Звонок, Светлана схватила трубку.
– Привет, Вика! А я как раз о тебе думаю.
– Слушай, Свет! Нам сделку остановили. В агентстве сказали, что из прокуратуры звонили.
– Да, дела. Викусь, давай вечером созвонимся. У нас тут народ блуждает. Дома спокойнее. Пока.
Лариса Кольцова, собрав сумку, прошла мимо стола Светланы.
– Эй, ты куда так рано? – окликнула ее та.
– Да я все на сегодня сделала, мне в одно место надо.
– Говори, в какое, может, я тебя подвезу.

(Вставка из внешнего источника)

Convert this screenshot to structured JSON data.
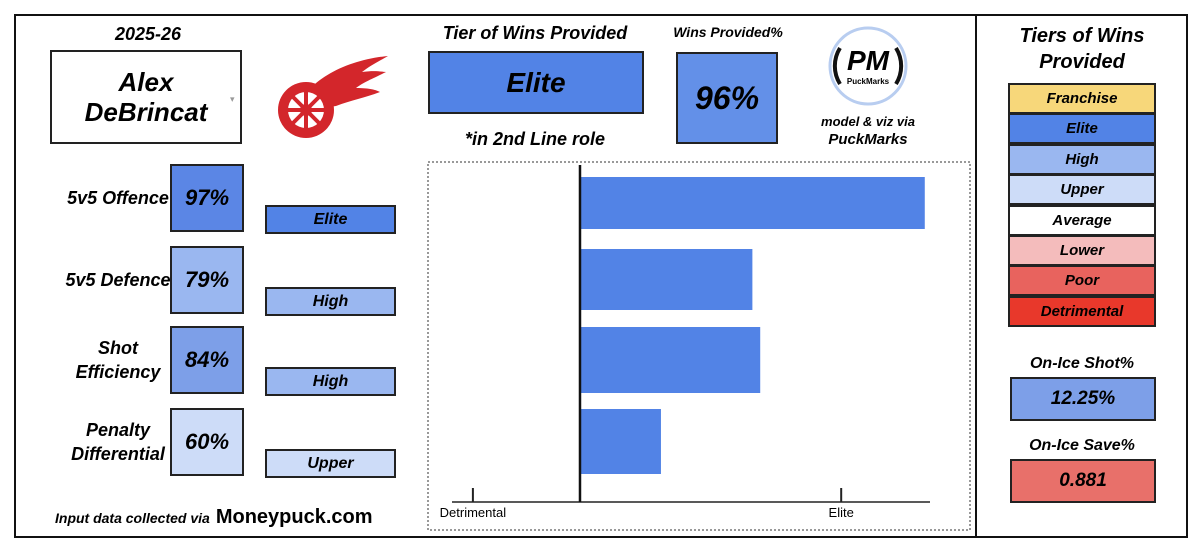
{
  "season": "2025-26",
  "player": "Alex DeBrincat",
  "tier_title": "Tier of Wins Provided",
  "tier": "Elite",
  "role_note": "*in 2nd Line role",
  "wins_title": "Wins Provided%",
  "wins_value": "96%",
  "logo": {
    "initials": "PM",
    "name": "PuckMarks"
  },
  "credit": {
    "line1": "model & viz via",
    "line2": "PuckMarks"
  },
  "metrics": [
    {
      "label": "5v5 Offence",
      "pct": "97%",
      "tier": "Elite"
    },
    {
      "label": "5v5 Defence",
      "pct": "79%",
      "tier": "High"
    },
    {
      "label": "Shot Efficiency",
      "pct": "84%",
      "tier": "High"
    },
    {
      "label": "Penalty Differential",
      "pct": "60%",
      "tier": "Upper"
    }
  ],
  "footer": {
    "text": "Input data collected via",
    "source": "Moneypuck.com"
  },
  "chart_data": {
    "type": "bar",
    "orientation": "horizontal",
    "values": [
      1.32,
      0.66,
      0.69,
      0.31
    ],
    "color": "#5283e6",
    "xlim": [
      -0.49,
      1.34
    ],
    "xticks": [
      {
        "value": -0.41,
        "label": "Detrimental"
      },
      {
        "value": 1,
        "label": "Elite"
      }
    ]
  },
  "legend": {
    "title": "Tiers of Wins Provided",
    "tiers": [
      {
        "name": "Franchise",
        "color": "#f7d77a"
      },
      {
        "name": "Elite",
        "color": "#5283e6"
      },
      {
        "name": "High",
        "color": "#9ab7f0"
      },
      {
        "name": "Upper",
        "color": "#cddcf8"
      },
      {
        "name": "Average",
        "color": "#ffffff"
      },
      {
        "name": "Lower",
        "color": "#f4bcbc"
      },
      {
        "name": "Poor",
        "color": "#e8635e"
      },
      {
        "name": "Detrimental",
        "color": "#e8382b"
      }
    ]
  },
  "on_ice": [
    {
      "title": "On-Ice Shot%",
      "value": "12.25%",
      "color": "#7d9fe8"
    },
    {
      "title": "On-Ice Save%",
      "value": "0.881",
      "color": "#e8706a"
    }
  ]
}
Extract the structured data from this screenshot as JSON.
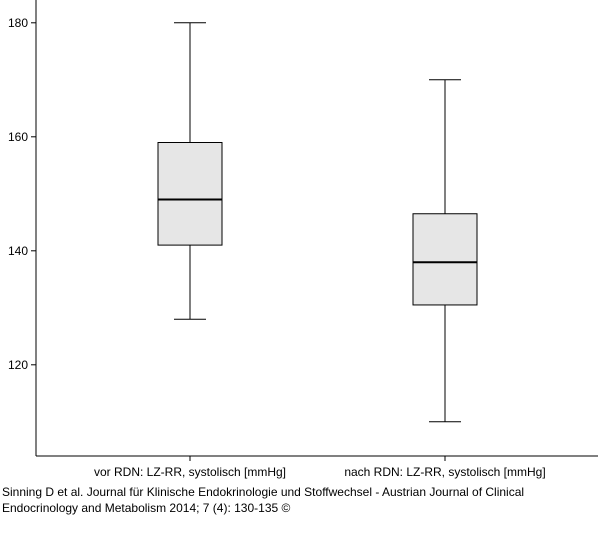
{
  "chart_data": {
    "type": "boxplot",
    "title": "",
    "xlabel": "",
    "ylabel": "",
    "ylim": [
      104,
      184
    ],
    "yticks": [
      120,
      140,
      160,
      180
    ],
    "grid": false,
    "categories": [
      "vor RDN: LZ-RR, systolisch [mmHg]",
      "nach RDN: LZ-RR, systolisch [mmHg]"
    ],
    "boxes": [
      {
        "category": "vor RDN: LZ-RR, systolisch [mmHg]",
        "min": 128,
        "q1": 141,
        "median": 149,
        "q3": 159,
        "max": 180
      },
      {
        "category": "nach RDN: LZ-RR, systolisch [mmHg]",
        "min": 110,
        "q1": 130.5,
        "median": 138,
        "q3": 146.5,
        "max": 170
      }
    ],
    "box_color": "#e6e6e6"
  },
  "caption": "Sinning D et al. Journal für Klinische Endokrinologie und Stoffwechsel - Austrian Journal of Clinical Endocrinology and Metabolism 2014; 7 (4): 130-135 ©"
}
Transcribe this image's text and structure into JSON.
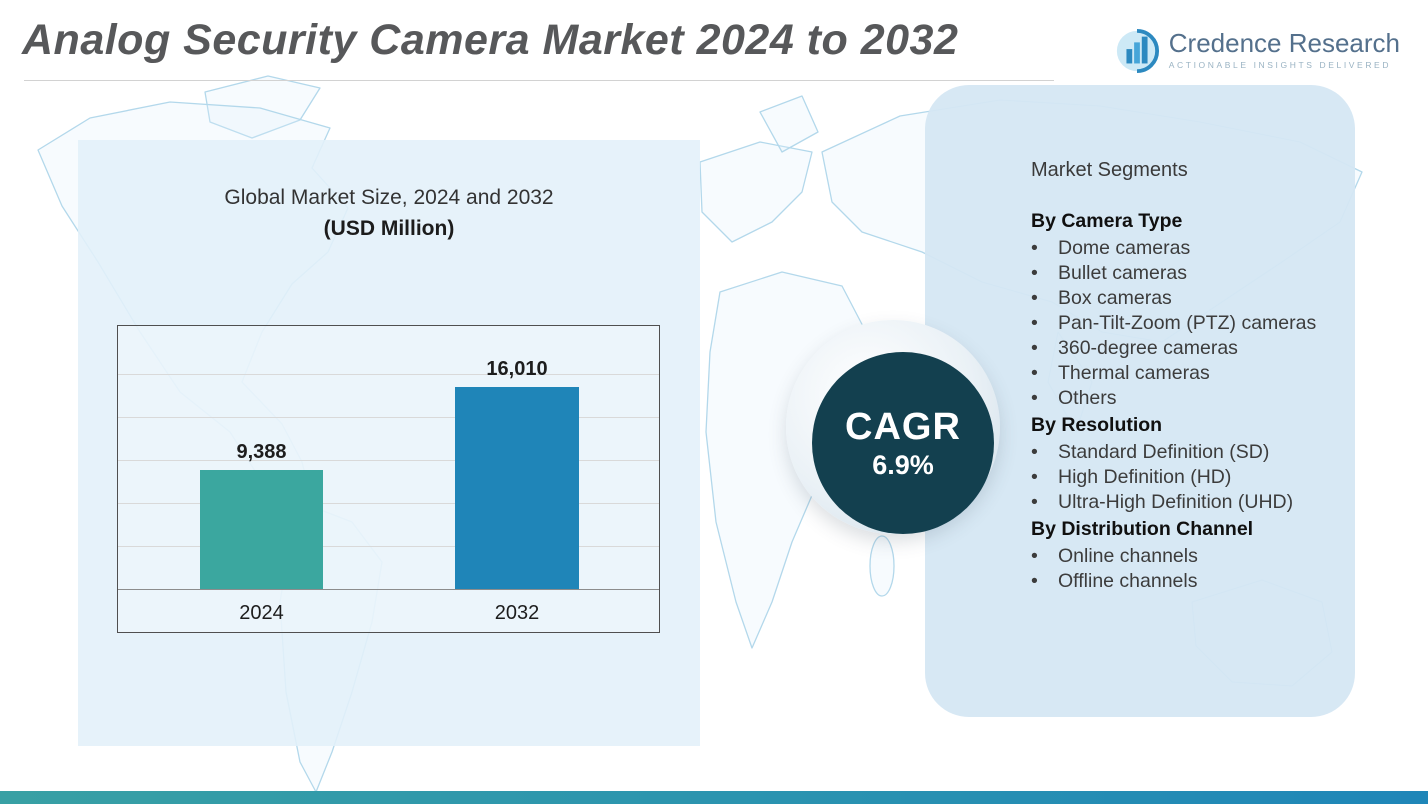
{
  "header": {
    "title": "Analog Security Camera Market 2024 to 2032",
    "logo": {
      "name": "Credence Research",
      "tagline": "ACTIONABLE INSIGHTS DELIVERED"
    }
  },
  "chart_data": {
    "type": "bar",
    "title": "Global Market Size, 2024 and 2032",
    "subtitle": "(USD Million)",
    "categories": [
      "2024",
      "2032"
    ],
    "values": [
      9388,
      16010
    ],
    "value_labels": [
      "9,388",
      "16,010"
    ],
    "bar_colors": [
      "#3BA79F",
      "#1F85B8"
    ],
    "xlabel": "",
    "ylabel": "",
    "ylim": [
      0,
      20000
    ],
    "grid": true,
    "legend": false
  },
  "cagr_badge": {
    "label": "CAGR",
    "value": "6.9%"
  },
  "segments_panel": {
    "heading": "Market Segments",
    "bullet": "•",
    "groups": [
      {
        "title": "By Camera Type",
        "items": [
          "Dome cameras",
          "Bullet cameras",
          "Box cameras",
          "Pan-Tilt-Zoom (PTZ) cameras",
          "360-degree cameras",
          "Thermal cameras",
          "Others"
        ]
      },
      {
        "title": "By Resolution",
        "items": [
          "Standard Definition (SD)",
          "High Definition (HD)",
          "Ultra-High Definition (UHD)"
        ]
      },
      {
        "title": "By Distribution Channel",
        "items": [
          "Online channels",
          "Offline channels"
        ]
      }
    ]
  },
  "colors": {
    "bar_2024": "#3BA79F",
    "bar_2032": "#1F85B8",
    "cagr_circle": "#13404F",
    "panel_blue": "#D5E7F3",
    "footer_teal": "#38A0A4",
    "footer_blue": "#1F86B8",
    "map_line": "#B3D8EB",
    "title_gray": "#57585A"
  }
}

– Ой, правда? У меня муж как раз машину отобрал. Мне на Ленинградский проспект, к косметичке. Она мне крем делает из масла какао.
– Заказ принят.
Как же, к косметичке она. Каждый день сбегает. Ходит томная, многозначительная. Как будто в нее принц Монако влюбился. Королева зажопинской красоты. Света недолюбливала Кольцову. До «Останкино» Лариса работала диктором в провинции. Приткнули ее сначала в редакции бумажки разносить. Потом по какому-то звонку разрешили в эфире что-то почитать. Света хорошо помнит тот день. Она дома включила телевизор, собираясь посмеяться над простенькой провинциалкой. И замерла ошеломленно. Конечно, бывают фотогеничные люди, но с Ларисой в кадре произошло настоящее чудо. Ее скромное личико с мелкими чертами засветилось особой, значительной красотой. Она в тот же миг стала знаменитой, всеми узнаваемой, приняла это как должное и все свои проблемы и неудачи теперь объясняет только завистью окружающих.
Светлана высадила Ларису у метро «Аэропорт», чуть отъехала, поставила машину и медленно пошла за ней. Действительно, «Салон красоты». Что ж, как-нибудь заглянем.